Unlike other animals, human beings spend a lot of time thinking about what is not going on around them, contemplating events that happened in the past, might happen in the future, or will never happen at all.
Buddhism attributes the root of suffering to the never ending pointless pursuit of transient feel good factor, which causes us to be in a constant state of tension, restlessness and dissatisfaction. Due to this pursuit, the mind is never satisfied. Even when experiencing pleasure. it is not content, because this feeling might soon disappear, and craves that this feeling should stay and intensify.
The mind keeps wandering from place to place in search of happiness. The magic of our minds is often lost in the mundane details of our daily routines, but the remarkable flexibility of our mental lives remains. Our minds may be directed toward the task at hand—they may be “here” as we concentrate on our daily commute or focus on the contents of a meeting or conversation. There may be times when our minds are blank.
First, people’s minds wandered frequently, regardless of what they were doing. Mind wandering occurred in 46.9% of the samples and in at least
30% of the samples taken during every activity except making love. The frequency of mind wandering in our real-world sample was considerably higher than is typically seen in laboratory experiments. Surprisingly, the nature of people’s activities had only a modest impact on whether their
minds wandered and had almost no impact on the pleasantness of the topics to which their minds wandered
Second, multilevel regression revealed that people were less happy when their minds were wandering than when they were not.
Third, what people were thinking was a better predictor of their happiness than was what they were doing.
The human mind is a wandering mind, and a wandering mind is an unhappy mind. The ability to think about what is not happening
is a cognitive achievement that comes at an emotional cost.

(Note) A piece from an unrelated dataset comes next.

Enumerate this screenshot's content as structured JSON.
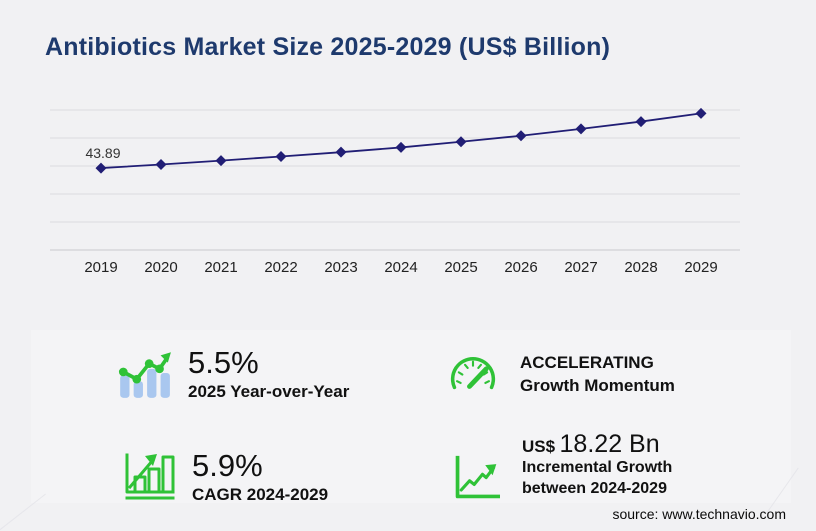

Mindfulness helps in managing negative thoughts and focus attention on the work in hand. This also prevents distractions. That embarrassing recollection or moment of self-doubt may not disappear from your thoughts. Research, however, suggests mindfulness gives you the ability to more readily identify the negative thoughts and exit the merry-go-round that often follows from focusing on negativity.
This research corresponds in practice with what is seen by Katie Krimer, M.A., L.M.S.W., a psychotherapist and social worker in New York City. Krimer says, “When we practice mindfulness, whether through meditation or other activities, the goal is never to rid of negative thoughts or banish anxiety. Instead, the intention of practice is to become more aware with things the way that they are. So much of our anxiety and negative thinking is sustained by our resistance [to] the uncomfortable experience.”